We heard talks on the new Farm Bill from Senator Debbie Stabenow of Michigan and Congressman Frank Lucas from Oklahoma. As the Chairmen of the Senate and House Ag Committees, they are certainly power players in agriculture. We heard panels talk on the new immigration bill that were really interesting. Almost everyone said “enforcing the border” had to be the first order of business, and we heard from ranchers who live along the border and how their daily lives are so disrupted as they live in fear of those involved in drug smuggling and human trafficking.

We were welcomed everywhere we went as the word was the “hats are in town,” but the best welcome was from Wyoming’s Congressional Delegation and their staffs. Wyoming was the most represented from any of the western states, both in leadership and attendance. Wyoming has three Congressional members who are very hard working and have staffs who represent Wyoming well. We attended many receptions during our visit, with crowds from as many as 3,000 legislative staffers at a NCBA function that was catered by Outback to a small reception for the Wyoming Cherry Blossom Princess. 

Our days started around 7 a.m. and ended well after my normal bedtime. We soon found out that long days are the norm in Washington lobbying.

We also realized that the ag and public land organizations we support do a great job in Washington. If you in the ranching business and you are not supporting them, you are hurting everyone because they work for us all – not just their members. These organizations are respected in Washington and are welcomed through many doors.

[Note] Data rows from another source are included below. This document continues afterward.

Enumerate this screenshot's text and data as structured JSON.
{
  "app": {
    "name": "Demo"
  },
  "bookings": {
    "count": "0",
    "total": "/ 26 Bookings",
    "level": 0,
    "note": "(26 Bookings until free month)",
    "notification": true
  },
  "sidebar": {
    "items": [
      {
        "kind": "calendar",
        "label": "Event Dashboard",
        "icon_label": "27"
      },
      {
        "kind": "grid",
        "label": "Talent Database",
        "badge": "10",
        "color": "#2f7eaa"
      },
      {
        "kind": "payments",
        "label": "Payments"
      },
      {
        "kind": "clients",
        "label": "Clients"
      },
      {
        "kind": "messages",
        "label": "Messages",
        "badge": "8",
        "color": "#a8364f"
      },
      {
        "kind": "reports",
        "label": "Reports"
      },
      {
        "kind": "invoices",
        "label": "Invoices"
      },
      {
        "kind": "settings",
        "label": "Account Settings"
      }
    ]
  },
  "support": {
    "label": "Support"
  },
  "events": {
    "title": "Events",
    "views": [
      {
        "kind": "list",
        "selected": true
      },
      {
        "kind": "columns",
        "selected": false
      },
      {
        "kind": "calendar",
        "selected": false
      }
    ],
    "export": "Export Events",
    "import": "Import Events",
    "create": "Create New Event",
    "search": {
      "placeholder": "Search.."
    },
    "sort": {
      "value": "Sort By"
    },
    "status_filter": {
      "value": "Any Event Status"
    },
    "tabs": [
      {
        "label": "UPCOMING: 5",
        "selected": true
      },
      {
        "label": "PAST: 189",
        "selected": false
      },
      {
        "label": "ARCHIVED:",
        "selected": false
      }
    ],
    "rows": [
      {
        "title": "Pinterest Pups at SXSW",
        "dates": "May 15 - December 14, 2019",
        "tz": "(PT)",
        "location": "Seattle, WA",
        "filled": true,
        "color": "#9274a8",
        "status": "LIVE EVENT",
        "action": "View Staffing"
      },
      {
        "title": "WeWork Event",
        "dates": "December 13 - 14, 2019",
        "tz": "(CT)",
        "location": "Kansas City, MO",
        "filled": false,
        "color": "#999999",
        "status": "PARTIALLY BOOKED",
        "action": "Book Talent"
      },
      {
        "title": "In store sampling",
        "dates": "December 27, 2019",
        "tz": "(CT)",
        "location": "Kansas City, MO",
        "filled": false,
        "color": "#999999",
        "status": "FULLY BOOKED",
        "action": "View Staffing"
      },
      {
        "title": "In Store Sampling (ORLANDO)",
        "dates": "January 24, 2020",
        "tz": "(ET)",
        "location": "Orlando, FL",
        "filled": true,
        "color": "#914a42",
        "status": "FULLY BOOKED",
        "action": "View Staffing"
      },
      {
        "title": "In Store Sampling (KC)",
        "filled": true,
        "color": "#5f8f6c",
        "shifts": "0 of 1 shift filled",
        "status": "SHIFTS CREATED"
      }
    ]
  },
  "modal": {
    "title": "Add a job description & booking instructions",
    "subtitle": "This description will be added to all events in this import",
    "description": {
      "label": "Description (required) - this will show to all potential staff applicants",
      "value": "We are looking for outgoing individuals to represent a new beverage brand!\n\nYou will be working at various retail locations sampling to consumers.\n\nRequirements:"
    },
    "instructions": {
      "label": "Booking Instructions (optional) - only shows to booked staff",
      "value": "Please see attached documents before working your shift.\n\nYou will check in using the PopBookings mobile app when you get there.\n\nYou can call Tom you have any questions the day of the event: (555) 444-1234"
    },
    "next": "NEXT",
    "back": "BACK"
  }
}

Lets face it – Wyoming is viewed as a “red state.” We’re Republican, but we vote for the person; we graze cattle and sheep on public lands; we mine for coal and trona on public lands; we drill for oil and gas on public lands; we hunt, fish and recreate on public lands; and we are proud of it. These days, we’re getting a raw deal from the White House and the new guard that has surfaced in some of the agencies around Washington. Somehow we have to get the town back and have things going more our way. We thank those who fight the fight for us in Washington and at home, and we know they will not give up. We shouldn’t give up either. Time is on our side.